To honor the ideal reading weather of winter, Up the Road is suggesting some California and travel books well worth your while. This week it’s California: The Great Exception, first published in 1949, by Carey McWilliams, to commemorate the Golden State’s first 100 years of statehood.
Long-time editor of The Nation magazine, later, McWilliams was the investigative reporter who first revealed preparations for the ill-fated U.S. Bay of Pigs invasion of Cuba—in 1960, during the Eisenhower administration, five months before President Kennedy pulled the trigger on that black op.
Ideas that gained widespread exposure and acceptance through Kevin Starr’s eight-volume Americans and the California Dream history series, discussed last week, showed up first in Carey McWilliams’ book—including the notion of the California dream, and the ways in which the California Gold Rush both initiated the dream and also carried it forward through time.
Kevin Starr was praised and his work warmly supported during his lifetime. Republican Governor Pete Wilson appointed him as California state librarian, which led to later support from Governor Arnold Schwarzenegger and his then-wife Maria Shriver.
Carey McWilliams, by notable contrast, was persecuted in public, as often as not, at least during his lifetime—because he was a leftie, one radicalized by the impact of the Great Depression and the worldwide rise of fascism in the 1930s.
McWilliams definitely had a way with words. In 1950 he described up-and-coming California politician Richard Nixon as “a dapper little man with an astonishing capacity for petty malice.”
Here’s another little-known fact: Carey McWilliams’ other regional history, Southern California Country: An Island on the Land, inspired Robert Towne’s Oscar-winning screenplay for the movie Chinatown.

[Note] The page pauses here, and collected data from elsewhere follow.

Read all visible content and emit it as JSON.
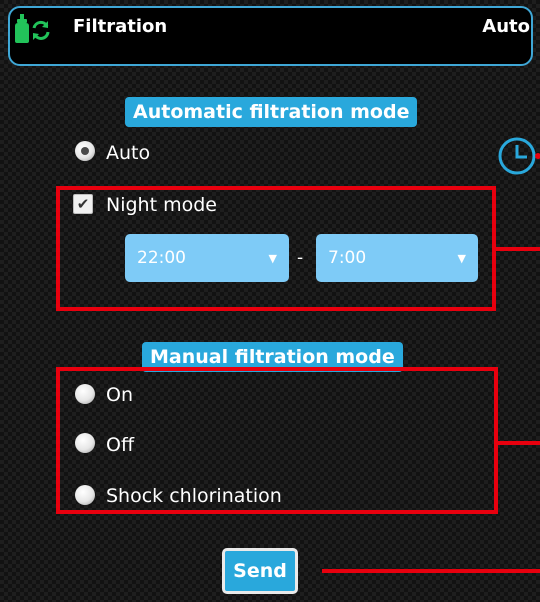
{
  "header": {
    "title": "Filtration",
    "mode": "Auto",
    "icon": "filtration-pump-icon"
  },
  "automatic": {
    "section_label": "Automatic filtration mode",
    "auto_label": "Auto",
    "auto_selected": true,
    "night_mode_label": "Night mode",
    "night_mode_checked": true,
    "start_time": "22:00",
    "separator": "-",
    "end_time": "7:00",
    "icon": "clock-icon"
  },
  "manual": {
    "section_label": "Manual filtration mode",
    "options": [
      {
        "label": "On",
        "selected": false
      },
      {
        "label": "Off",
        "selected": false
      },
      {
        "label": "Shock chlorination",
        "selected": false
      }
    ]
  },
  "actions": {
    "send_label": "Send"
  },
  "colors": {
    "accent": "#29a8dc",
    "select_bg": "#7ecbf7",
    "annotation_red": "#e8000e",
    "icon_green": "#22c35a",
    "header_border": "#3fa7d6"
  }
}
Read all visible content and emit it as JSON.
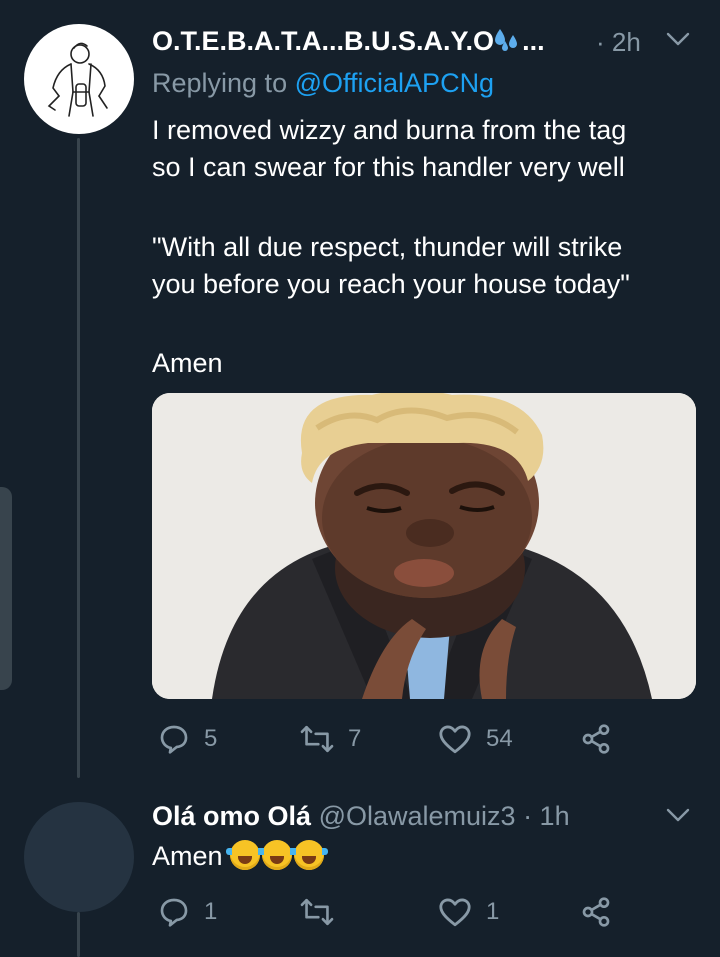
{
  "tweet1": {
    "display_name": "O.T.E.B.A.T.A...B.U.S.A.Y.O",
    "name_suffix": "...",
    "time": "· 2h",
    "replying_prefix": "Replying to",
    "replying_handle": "@OfficialAPCNg",
    "lines": [
      "I removed wizzy and burna from the tag",
      "so I can swear for this handler very well",
      "\"With all due respect, thunder will strike",
      "you before you reach your house today\"",
      "Amen"
    ],
    "actions": {
      "replies": "5",
      "retweets": "7",
      "likes": "54"
    }
  },
  "tweet2": {
    "display_name": "Olá omo Olá",
    "handle": "@Olawalemuiz3",
    "time": "· 1h",
    "text": "Amen",
    "emoji_count": 3,
    "actions": {
      "replies": "1",
      "retweets": "",
      "likes": "1"
    }
  },
  "icons": {
    "chevron": "chevron-down-icon",
    "reply": "reply-icon",
    "retweet": "retweet-icon",
    "like": "heart-icon",
    "share": "share-icon"
  },
  "colors": {
    "background": "#15202b",
    "muted": "#8899a6",
    "link": "#1da1f2",
    "line": "#38444d"
  }
}
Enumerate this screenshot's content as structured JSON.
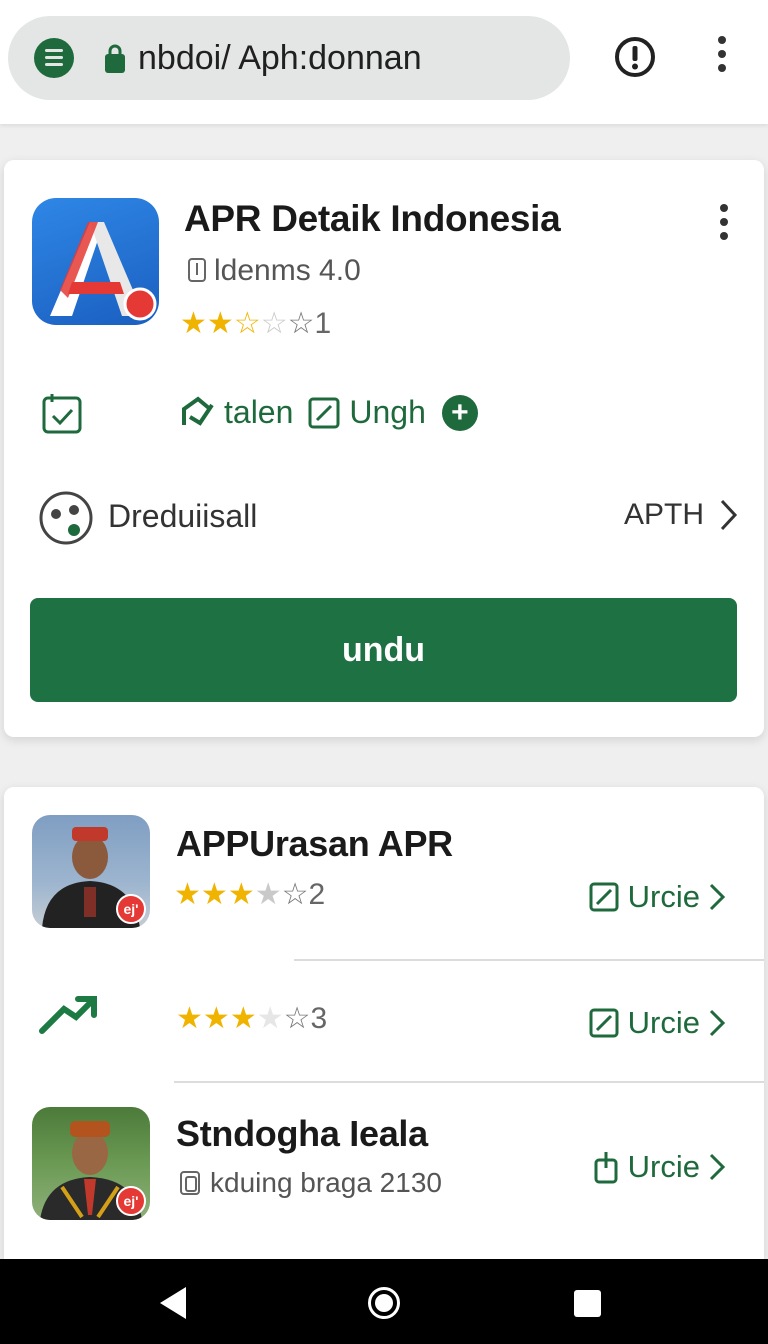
{
  "browser": {
    "url": "nbdoi/ Aph:donnan",
    "site_icon": "tab-menu-icon",
    "lock_icon": "lock-icon",
    "alert_icon": "alert-circle-icon",
    "menu_icon": "more-vert-icon"
  },
  "main_app": {
    "title": "APR Detaik Indonesia",
    "version": "ldenms 4.0",
    "rating": {
      "filled": 2,
      "half": 1,
      "total": 5,
      "count": "1"
    },
    "actions": [
      {
        "label": "talen",
        "icon": "refresh-share-icon"
      },
      {
        "label": "Ungh",
        "icon": "edit-square-icon"
      }
    ],
    "developer": "Dreduiisall",
    "developer_link": "APTH",
    "install_label": "undu",
    "colors": {
      "primary_green": "#1e7143",
      "star": "#f0b400"
    }
  },
  "list": [
    {
      "title": "APPUrasan APR",
      "rating": {
        "filled": 3,
        "total": 5,
        "count": "2"
      },
      "action_label": "Urcie"
    },
    {
      "title": "",
      "rating": {
        "filled": 3,
        "total": 5,
        "count": "3"
      },
      "action_label": "Urcie"
    },
    {
      "title": "Stndogha Ieala",
      "subtitle": "kduing braga 2130",
      "action_label": "Urcie"
    }
  ],
  "badge_text": "ej'"
}
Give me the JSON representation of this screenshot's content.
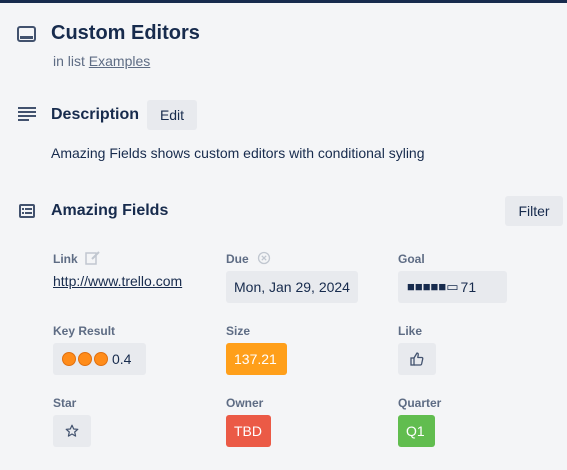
{
  "card": {
    "title": "Custom Editors",
    "in_list_prefix": "in list",
    "list_name": "Examples"
  },
  "description": {
    "heading": "Description",
    "edit_label": "Edit",
    "text": "Amazing Fields shows custom editors with conditional syling"
  },
  "amazing_fields": {
    "heading": "Amazing Fields",
    "filter_label": "Filter",
    "fields": {
      "link": {
        "label": "Link",
        "value": "http://www.trello.com"
      },
      "due": {
        "label": "Due",
        "value": "Mon, Jan 29, 2024"
      },
      "goal": {
        "label": "Goal",
        "bar_glyphs": "■■■■■▭",
        "value": "71"
      },
      "key_result": {
        "label": "Key Result",
        "dots": 3,
        "value": "0.4"
      },
      "size": {
        "label": "Size",
        "value": "137.21",
        "color": "#ff9f1a"
      },
      "like": {
        "label": "Like",
        "icon": "thumbs-up-icon"
      },
      "star": {
        "label": "Star",
        "icon": "star-icon"
      },
      "owner": {
        "label": "Owner",
        "value": "TBD",
        "color": "#eb5a46"
      },
      "quarter": {
        "label": "Quarter",
        "value": "Q1",
        "color": "#61bd4f"
      }
    }
  },
  "colors": {
    "text": "#172b4d",
    "muted": "#5e6c84",
    "button_bg": "#e8eaee",
    "page_bg": "#f4f5f7"
  }
}
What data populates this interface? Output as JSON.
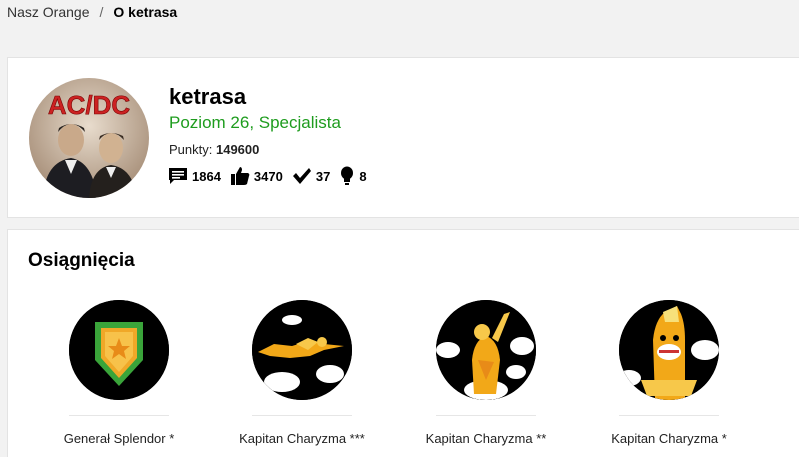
{
  "breadcrumb": {
    "home": "Nasz Orange",
    "separator": "/",
    "current": "O ketrasa"
  },
  "profile": {
    "avatar_text": "AC/DC",
    "username": "ketrasa",
    "level": "Poziom 26, Specjalista",
    "points_label": "Punkty:",
    "points_value": "149600",
    "stats": {
      "comments": "1864",
      "likes": "3470",
      "solutions": "37",
      "ideas": "8"
    },
    "level_color": "#1e9c1e"
  },
  "achievements": {
    "title": "Osiągnięcia",
    "items": [
      {
        "name": "Generał Splendor *",
        "icon": "shield-star-icon"
      },
      {
        "name": "Kapitan Charyzma ***",
        "icon": "flying-hero-icon"
      },
      {
        "name": "Kapitan Charyzma **",
        "icon": "rising-hero-icon"
      },
      {
        "name": "Kapitan Charyzma *",
        "icon": "smiling-hero-icon"
      }
    ]
  }
}
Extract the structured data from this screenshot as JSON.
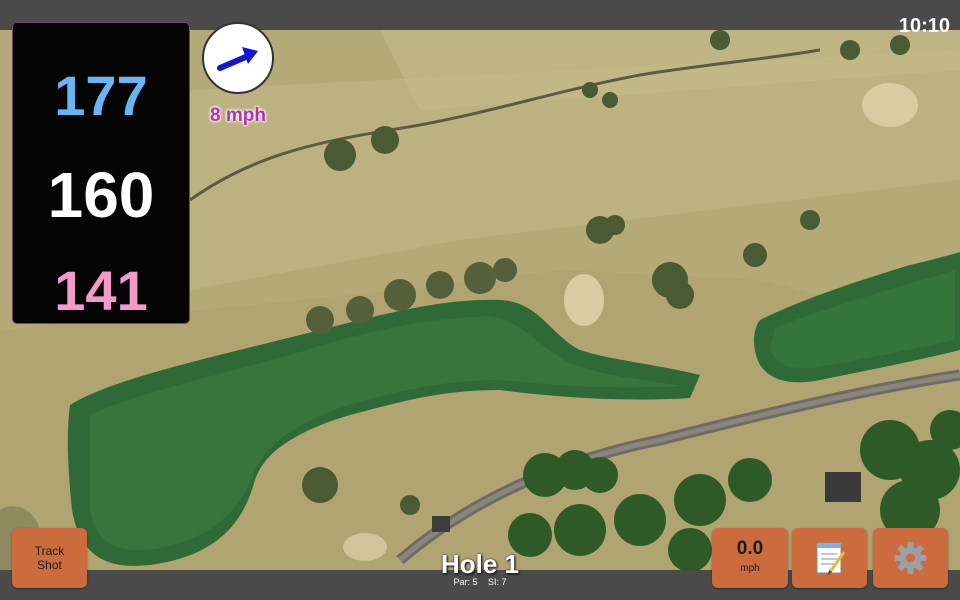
{
  "status": {
    "time": "10:10"
  },
  "distances": {
    "back": "177",
    "center": "160",
    "front": "141"
  },
  "wind": {
    "direction_icon": "arrow-right-icon",
    "speed_label": "8 mph"
  },
  "hole": {
    "title": "Hole 1",
    "par_label": "Par: 5",
    "si_label": "SI: 7"
  },
  "buttons": {
    "track_shot": [
      "Track",
      "Shot"
    ],
    "wind_value": "0.0",
    "wind_unit": "mph",
    "notes_icon": "notepad-icon",
    "settings_icon": "gear-icon"
  },
  "colors": {
    "back": "#6ab4f4",
    "center": "#ffffff",
    "front": "#f39ac8",
    "button": "#cc6c3e",
    "wind_label": "#b431b1"
  }
}
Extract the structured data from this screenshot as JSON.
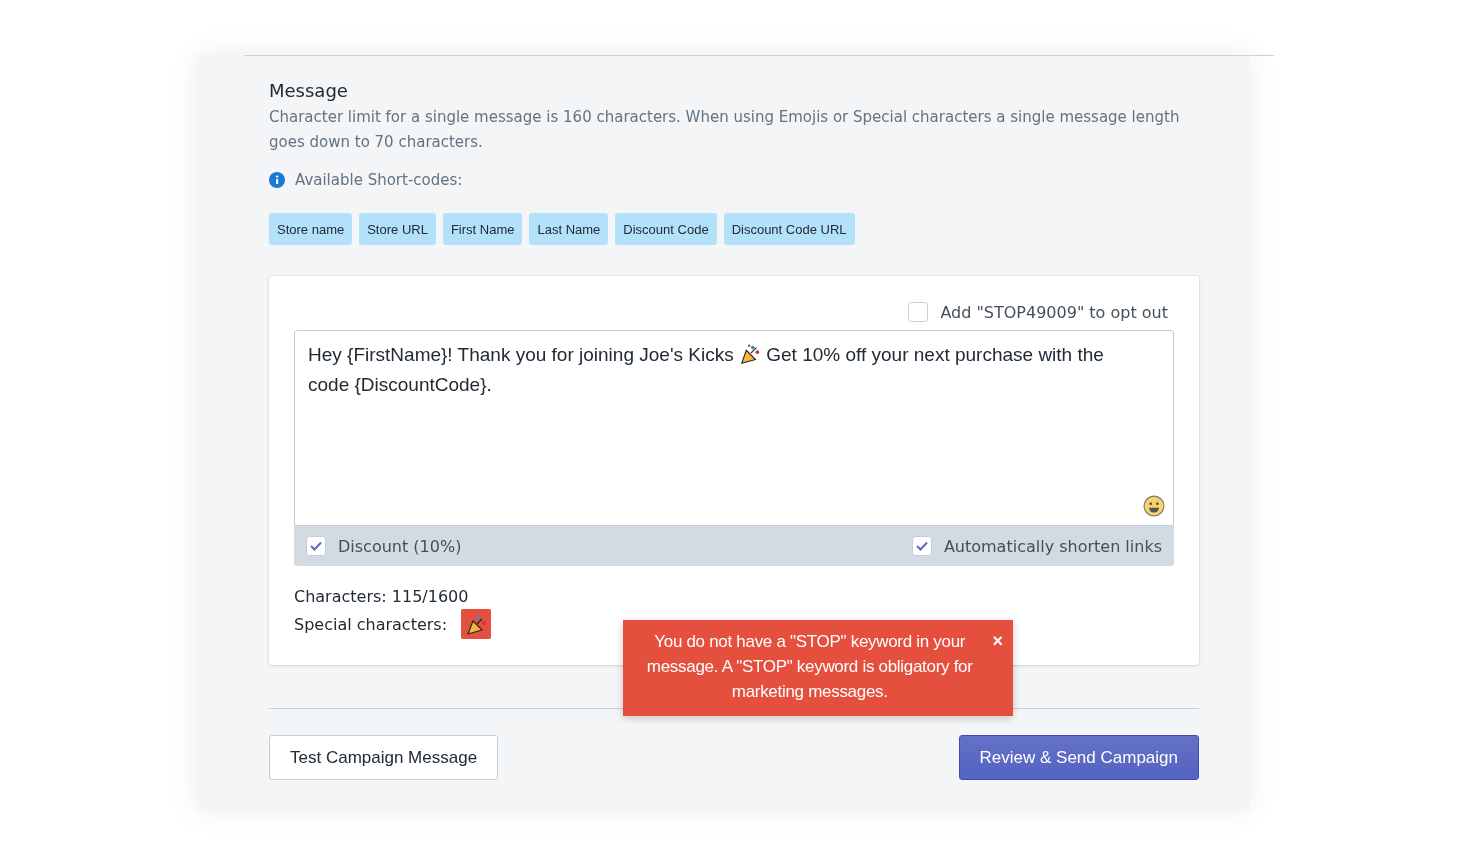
{
  "section": {
    "title": "Message",
    "description": "Character limit for a single message is 160 characters. When using Emojis or Special characters a single message length goes down to 70 characters.",
    "shortcodes_label": "Available Short-codes:"
  },
  "shortcodes": [
    "Store name",
    "Store URL",
    "First Name",
    "Last Name",
    "Discount Code",
    "Discount Code URL"
  ],
  "opt_out": {
    "label": "Add \"STOP49009\" to opt out",
    "checked": false
  },
  "message": {
    "text_before": "Hey {FirstName}! Thank you for joining Joe's Kicks",
    "text_after": "Get 10% off your next purchase with the code {DiscountCode}."
  },
  "options": [
    {
      "label": "Discount (10%)",
      "checked": true
    },
    {
      "label": "Automatically shorten links",
      "checked": true
    }
  ],
  "characters": "Characters: 115/1600",
  "special_label": "Special characters:",
  "toast": {
    "text": "You do not have a \"STOP\" keyword in your message. A \"STOP\" keyword is obligatory for marketing messages.",
    "close": "×"
  },
  "buttons": {
    "test": "Test Campaign Message",
    "send": "Review & Send Campaign"
  }
}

“In California the lights went on all at once, in a blaze, and they never have dimmed,” he wrote in California: The Great Exception. To McWilliams, the state’s exceptional geography influenced its equally exceptional history, agricultural enterprise—heck, enterprise of all kinds—and political poise, if not outright presumption. Not just one story, but many interconnected ones.
McWilliams was no promoter of American exceptionalism, the notion that the U.S. is unique because of its social and political accomplishments, or business successes. And yet California, in his view, was, and continues to be, quite exceptional—a fact established by the gold rush.
What made the rush for riches different here, in California, was the fact that it was all very democratic—one man, one gold pan. Despite regular outbreaks of greed and racism, the state more or less continued in that vein as it developed.
Most of the wealth the gold rush created stayed in California, because most miners stayed. They created farms and built towns and businesses. They stayed, and made a new world here on the far side of the Western frontier—one characterized by an equality of opportunity unknown anywhere else.
McWilliams fully acknowledged the brutality that these first, surprisingly well-educated and highly motivated Californians inflicted as they solved “the Indian problem,” the water problem, and the constant need to import cheap migrant labor to create modern agribusiness.
Yet the gold rush and its democratic principles attracted people from every state in the union, and from all around the globe—an exceptional circumstance, mixing the multitudes, making Californians diverse before diversity was even devised, “more like America than America itself,” as Carey McWilliams put it.